Incentive Pay for Educators – Math, science and special education teachers would be given a $5000 bonus for agreeing to teach in hard-to-staff schools, including rural and high-poverty urban schools. Further, the state would launch a scholarship program to "grow its own" pool of qualified educators. Scholarships would be awarded in return for commitments to teach in hard-to-recruit areas. These scholarships would be available to promising high school students, college sophomores who are entering a teacher preparation program at an Alabama college of education, and current educators pursuing advanced degrees in those subject areas.

Empowering Principals – In an effort to elevate the position of principal to the professional position it deserves, current tenured principals will receive a bonus to give up tenure for a performance-based contract. Changes in the salary funding formula will begin increasing principal pay to the Southeastern average by Fiscal Year 2005. To encourage principals and teachers to work together as a team to boost student achievement, incentives will be offered to schools that meet or exceed academic performance standards.

Tenure Issues – New administrators, supervisors, principals, assistant principals, and financial managers will be hired on performance-based contracts and will not be eligible for tenure. Currently, the process for dismissal of tenured employees in lengthy and costly. The proposed system will be streamlined, fair, affordable and effective by abolishing the Alabama Tenure Commission and using arbitration in teacher dismissals.

Changes in PEEHIP (the health insurance program for teachers and state employees) – In order to control rising costs of health insurance, active employees will see an increase in their contribution level from a fixed payment to a percentage of cost. Contribution levels will increase incrementally in years when teachers and state employees receive a pay raise until levels reach the regional average. Co-pays will increase to save $25 million annually.
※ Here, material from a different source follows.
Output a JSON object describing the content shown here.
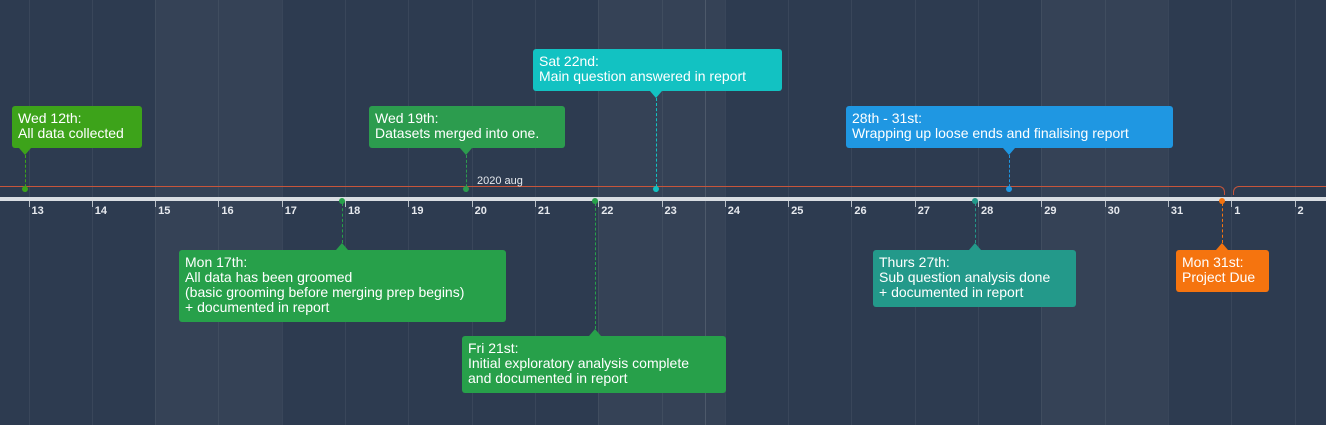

Fiscal Management – New laws will require all local school boards to hire a financial manager with demonstrated knowledge and skills and will require continuing education for these financial managers. An improved financial data system in the SDE will have the ability to "red flag" any problems long before they reach crisis levels, and financial audits will be required of all public school systems.

Flexibility – More spending decisions will be made at the local level to address needs of individual schools. There will be a substantial increase in money allocated to professional development for the Alabama Reading Initiative and to expand the Math, Science, and Technology Initiative.

New revenue generated by the Governor’s tax plan will not be earmarked. Instead, it will be divided between the General Fund and the Education Trust Fund based on budget projections and need.

Removal of non-education-related items from the Education Trust Fund will be addressed in a September session devoted to budget issues.

Automatic repayment of withdrawals from the rainy-day fund

Line-item budgeting to bring "sunshine" to every item appropriated in the budgets

"Pass through" pork, where legislators hide their special projects in the budgets of state departments, will be prohibited.

Tax Reform

Raising the annual income at which people start paying state income taxes from $4,600 for a family of four to $17,000 this year and to $20,000 over the next three years;

Increasing the homestead exemption from $40,000 to $50,000. A homeowner living in a $100,000 home would pay approximately $132 more per year in property taxes.

Ending the state income tax deduction for federal taxes paid;

Raising the state income tax rate from 5 percent to 6 percent for individual incomes over $75,000 and family incomes over $150,000. Under this new plan, a family of four earning $75,000 will pay almost $200 less in state income taxes.

Reducing the state property tax rate from 6.5 mills to 3.5 mills, but assessing property at 100 percent of its market value or current use value;

Adjustments in the following taxes – Personal income tax, corporate income tax, sales tax on autos, cigarette taxes, taxes on services, taxes on banks, taxes on insurance companies, taxes on utilities, and taxes on deeds and mortgages.